5月29日、ウクライナの首都キエフでロシア出身のジャーナリストが射殺された。殺害されたアルカディ・バブチェンコ(41)は、プーチン政権を激しく批判する反政府派として有名な存在だった。

地元紙の報道によれば、バブチェンコはキエフの自宅アパートで背中から銃撃を受けた。浴室にいた彼の妻が床に倒れて血を流している夫を発見し、警察に通報。救急チームによって病院に搬送されたが、到着前に死亡した。

ウクライナ警察はまだ容疑者を特定していないが、殺害の原因は「被害者の仕事」ではないかとみる。バブチェンコは戦場ジャーナリストとして名を上げ、ロシアと対立するウクライナ政府を公然と支持していた。2017年2月に命の危険を感じてロシアを出国して亡命先のウクライナに住んでいた。

殺された反体制ジャーナリスト、バブチェンコ(41)


欧州安全保障協力機構(OSCE)で「メディアの自由」担当代表を務めるフランスの政治家アルレム・デジールは、このニュースに「おののいた」とツィッターに投稿。「ただちに徹底的な調査を行うよう、ウクライナ当局に要請した」と述べた。

ウクライナの内務省顧問アントン・ゲラシチェンコは、「ロシアとウクライナについての真実を伝えようとする人々を排除するロシア情報機関」が捜査の焦点になる、と英ガーディアン紙に語った。

階段で待ち伏せし背後から撃つ

ゲラシチェンコはまた、バブチェンコ殺害の詳しい状況を説明した。犯人はアパート内の階段で待ち伏せし、パンを買うために部屋から出たバブチェンコを背後から撃ったという。

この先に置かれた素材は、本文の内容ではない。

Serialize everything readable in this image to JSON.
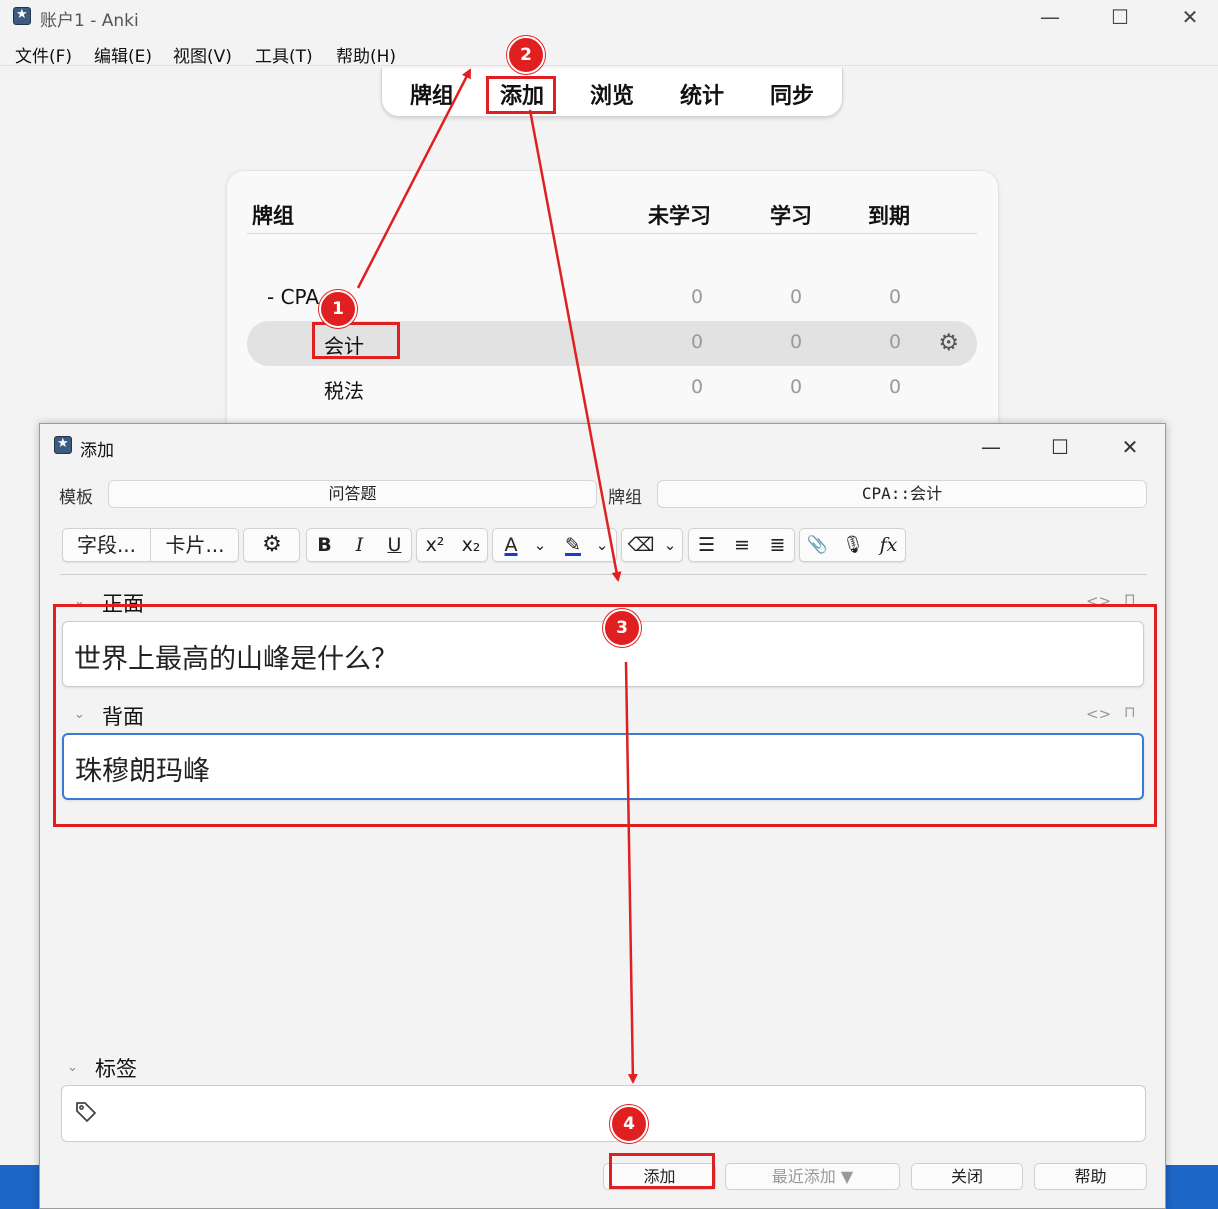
{
  "window": {
    "title": "账户1 - Anki",
    "minimize_glyph": "—",
    "maximize_glyph": "☐",
    "close_glyph": "✕"
  },
  "menu": {
    "items": [
      "文件(F)",
      "编辑(E)",
      "视图(V)",
      "工具(T)",
      "帮助(H)"
    ]
  },
  "top_tabs": [
    "牌组",
    "添加",
    "浏览",
    "统计",
    "同步"
  ],
  "deck_list": {
    "headers": {
      "name": "牌组",
      "new": "未学习",
      "learn": "学习",
      "due": "到期"
    },
    "rows": [
      {
        "name": "-  CPA",
        "new": "0",
        "learn": "0",
        "due": "0"
      },
      {
        "name": "会计",
        "new": "0",
        "learn": "0",
        "due": "0"
      },
      {
        "name": "税法",
        "new": "0",
        "learn": "0",
        "due": "0"
      }
    ],
    "gear_glyph": "⚙"
  },
  "add_dialog": {
    "title": "添加",
    "minimize_glyph": "—",
    "maximize_glyph": "☐",
    "close_glyph": "✕",
    "note_type_label": "模板",
    "note_type_value": "问答题",
    "deck_label": "牌组",
    "deck_value": "CPA::会计",
    "format_bar": {
      "fields_button": "字段...",
      "cards_button": "卡片...",
      "options_glyph": "⚙",
      "bold": "B",
      "italic": "I",
      "underline": "U",
      "superscript": "x²",
      "subscript": "x₂",
      "text_color": "A",
      "dropdown_glyph": "⌄",
      "highlight": "✎",
      "eraser": "⌫",
      "bullet_list": "☰",
      "numbered_list": "≡",
      "align": "≣",
      "attach": "📎",
      "record": "🎙",
      "math": "𝑓x"
    },
    "fields": [
      {
        "label": "正面",
        "value": "世界上最高的山峰是什么？"
      },
      {
        "label": "背面",
        "value": "珠穆朗玛峰"
      }
    ],
    "field_tools": {
      "html": "<>",
      "pin": "⊓"
    },
    "collapse_glyph": "⌄",
    "tags_label": "标签",
    "buttons": {
      "add": "添加",
      "history": "最近添加 ▼",
      "close": "关闭",
      "help": "帮助"
    }
  },
  "annotations": {
    "steps": [
      "1",
      "2",
      "3",
      "4"
    ],
    "color": "#e02020"
  }
}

ロシア政府幹部は責任をウクライナ政府に転嫁し、ジャーナリストを保護する能力もないと非難した。「ウクライナは危険な国だ」と、ロシアのエフゲニー・レベンコ議員は述べた。「政府は基本的な人権を守ることもできない」

バブチェンコは、ロシアの政策や軍事行動を批判してきた。2014年にロシアがウクライナのクリミアを併合したときはプーチン政権を痛烈に批判した。ロシアが、ウクライナからの独立を願う親ロ派武装勢力を軍事支援していることも非難した。シリアへの軍事介入にも反対していた。

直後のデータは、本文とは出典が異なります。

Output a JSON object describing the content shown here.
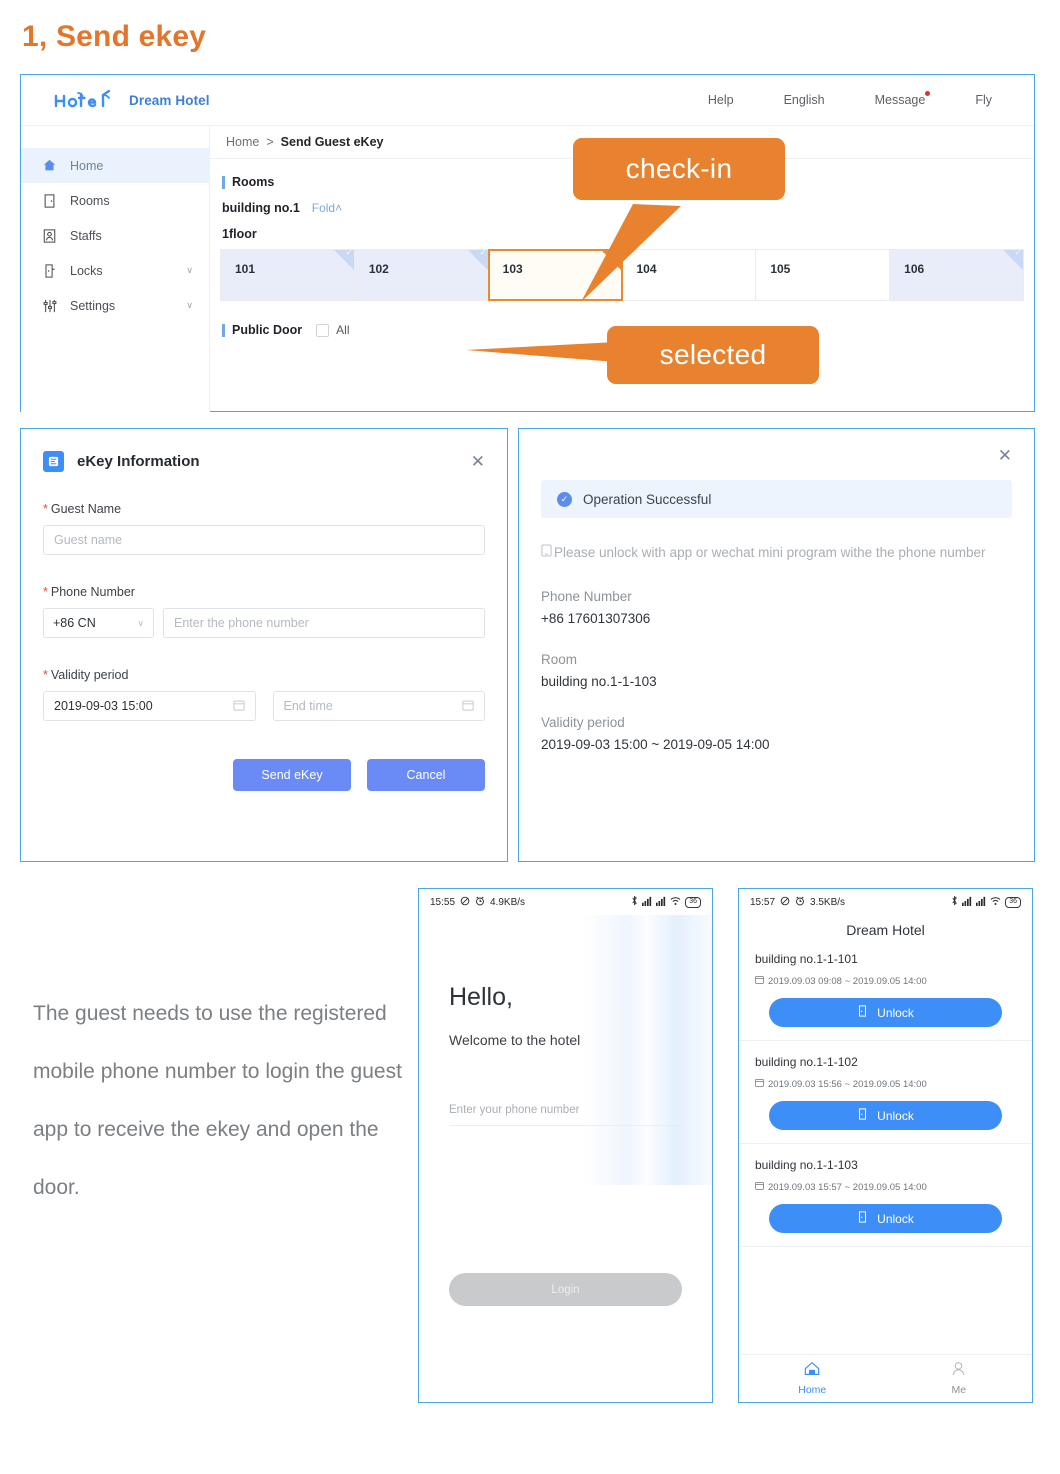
{
  "section": {
    "title": "1, Send ekey"
  },
  "admin": {
    "brand": {
      "logo_icon": "hotel-wordmark-logo",
      "name": "Dream Hotel"
    },
    "top_nav": [
      {
        "label": "Help",
        "badge": false
      },
      {
        "label": "English",
        "badge": false
      },
      {
        "label": "Message",
        "badge": true
      },
      {
        "label": "Fly",
        "badge": false
      }
    ],
    "sidebar": [
      {
        "label": "Home",
        "icon": "home-icon",
        "active": true,
        "chevron": ""
      },
      {
        "label": "Rooms",
        "icon": "door-icon",
        "active": false,
        "chevron": ""
      },
      {
        "label": "Staffs",
        "icon": "staff-icon",
        "active": false,
        "chevron": ""
      },
      {
        "label": "Locks",
        "icon": "lock-icon",
        "active": false,
        "chevron": "∨"
      },
      {
        "label": "Settings",
        "icon": "sliders-icon",
        "active": false,
        "chevron": "∨"
      }
    ],
    "breadcrumb": {
      "home": "Home",
      "sep": ">",
      "current": "Send Guest eKey"
    },
    "rooms_block": {
      "title": "Rooms",
      "building": "building no.1",
      "fold": "Fold",
      "fold_caret": "˄",
      "floor": "1floor",
      "rooms": [
        {
          "name": "101",
          "state": "occupied"
        },
        {
          "name": "102",
          "state": "occupied"
        },
        {
          "name": "103",
          "state": "selected"
        },
        {
          "name": "104",
          "state": "available"
        },
        {
          "name": "105",
          "state": "available"
        },
        {
          "name": "106",
          "state": "occupied"
        }
      ]
    },
    "public_door": {
      "label": "Public Door",
      "all_label": "All",
      "checked": false
    }
  },
  "callouts": {
    "checkin": "check-in",
    "selected": "selected",
    "color": "#E8822E"
  },
  "ekey_dialog": {
    "icon": "form-icon",
    "title": "eKey Information",
    "close_icon": "close-icon",
    "guest_name": {
      "label": "Guest Name",
      "required": "*",
      "placeholder": "Guest name",
      "value": ""
    },
    "phone": {
      "label": "Phone Number",
      "required": "*",
      "country_code": "+86 CN",
      "caret": "∨",
      "placeholder": "Enter the phone number",
      "value": ""
    },
    "validity": {
      "label": "Validity period",
      "required": "*",
      "start_value": "2019-09-03 15:00",
      "end_placeholder": "End time",
      "calendar_icon": "calendar-icon"
    },
    "buttons": {
      "submit": "Send eKey",
      "cancel": "Cancel",
      "color": "#6A8BF5"
    }
  },
  "success_panel": {
    "close_icon": "close-icon",
    "status": {
      "icon": "check-circle-icon",
      "text": "Operation Successful"
    },
    "note_icon": "phone-icon",
    "note": "Please unlock with app or wechat mini program withe the phone number",
    "fields": [
      {
        "label": "Phone Number",
        "value": "+86 17601307306"
      },
      {
        "label": "Room",
        "value": "building no.1-1-103"
      },
      {
        "label": "Validity period",
        "value": "2019-09-03 15:00  ~  2019-09-05 14:00"
      }
    ]
  },
  "paragraph": "The guest needs to use the registered mobile phone number to login the guest app to receive the ekey and open the door.",
  "phone_login": {
    "status_bar": {
      "time": "15:55",
      "icons_left": [
        "mute-icon",
        "alarm-icon"
      ],
      "net_speed": "4.9KB/s",
      "icons_right": [
        "bluetooth-icon",
        "signal-1-icon",
        "signal-2-icon",
        "wifi-icon"
      ],
      "battery": "36"
    },
    "hello": "Hello,",
    "welcome": "Welcome to the hotel",
    "phone_placeholder": "Enter your phone number",
    "login_button": "Login"
  },
  "phone_keys": {
    "status_bar": {
      "time": "15:57",
      "icons_left": [
        "mute-icon",
        "alarm-icon"
      ],
      "net_speed": "3.5KB/s",
      "icons_right": [
        "bluetooth-icon",
        "signal-1-icon",
        "signal-2-icon",
        "wifi-icon"
      ],
      "battery": "36"
    },
    "title": "Dream Hotel",
    "calendar_icon": "calendar-icon",
    "lock_icon": "lock-icon",
    "items": [
      {
        "room": "building no.1-1-101",
        "period": "2019.09.03 09:08 ~ 2019.09.05 14:00",
        "action": "Unlock"
      },
      {
        "room": "building no.1-1-102",
        "period": "2019.09.03 15:56 ~ 2019.09.05 14:00",
        "action": "Unlock"
      },
      {
        "room": "building no.1-1-103",
        "period": "2019.09.03 15:57 ~ 2019.09.05 14:00",
        "action": "Unlock"
      }
    ],
    "tabs": [
      {
        "label": "Home",
        "icon": "home-icon",
        "active": true
      },
      {
        "label": "Me",
        "icon": "person-icon",
        "active": false
      }
    ]
  }
}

彼の記事に対しては、一般ロシア国民からの批判も多かった。なかでも物議を醸したのは2016年12月に起きた軍用機墜落の記事。ロシア軍の赤軍合唱団のほぼ全員が死亡したことに悲しみも感じないと書いた。ロシアの誇りでもある同合唱団は、シリアに派遣されたロシア軍の慰問に向かう途上だった。

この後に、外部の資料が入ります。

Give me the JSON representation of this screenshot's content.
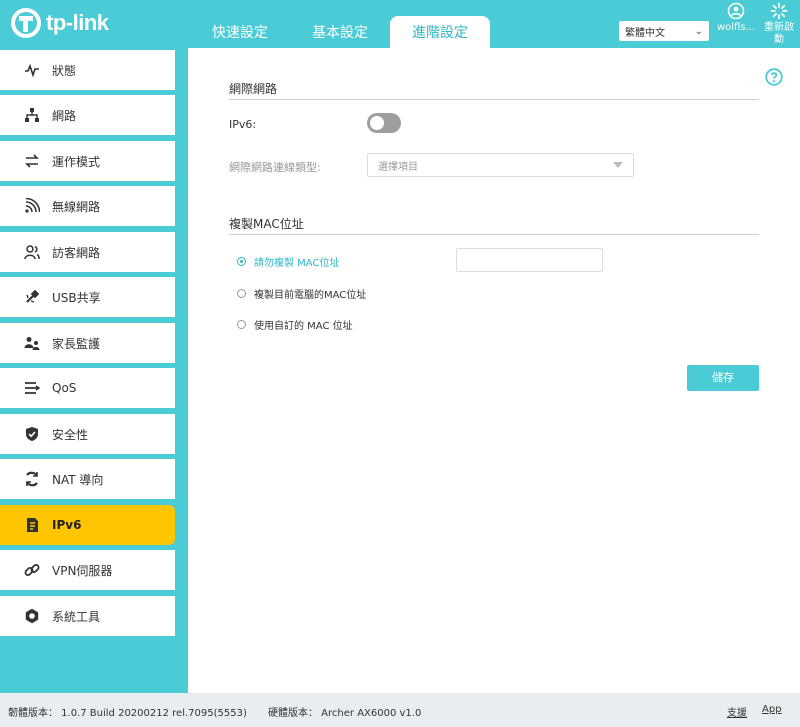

キエフで殺害された独立系ジャーナリストはバブチェンコが初めてではない。2016年には、調査報道で高く評価されていたベラルーシ出身の著名ジャーナリスト、パーベル・シェレメトが自動車に仕掛けられた爆弾で殺されている。シェレメトは頻繁に、ベラルーシ、ロシア、ウクライナの政府関係者を批判していた。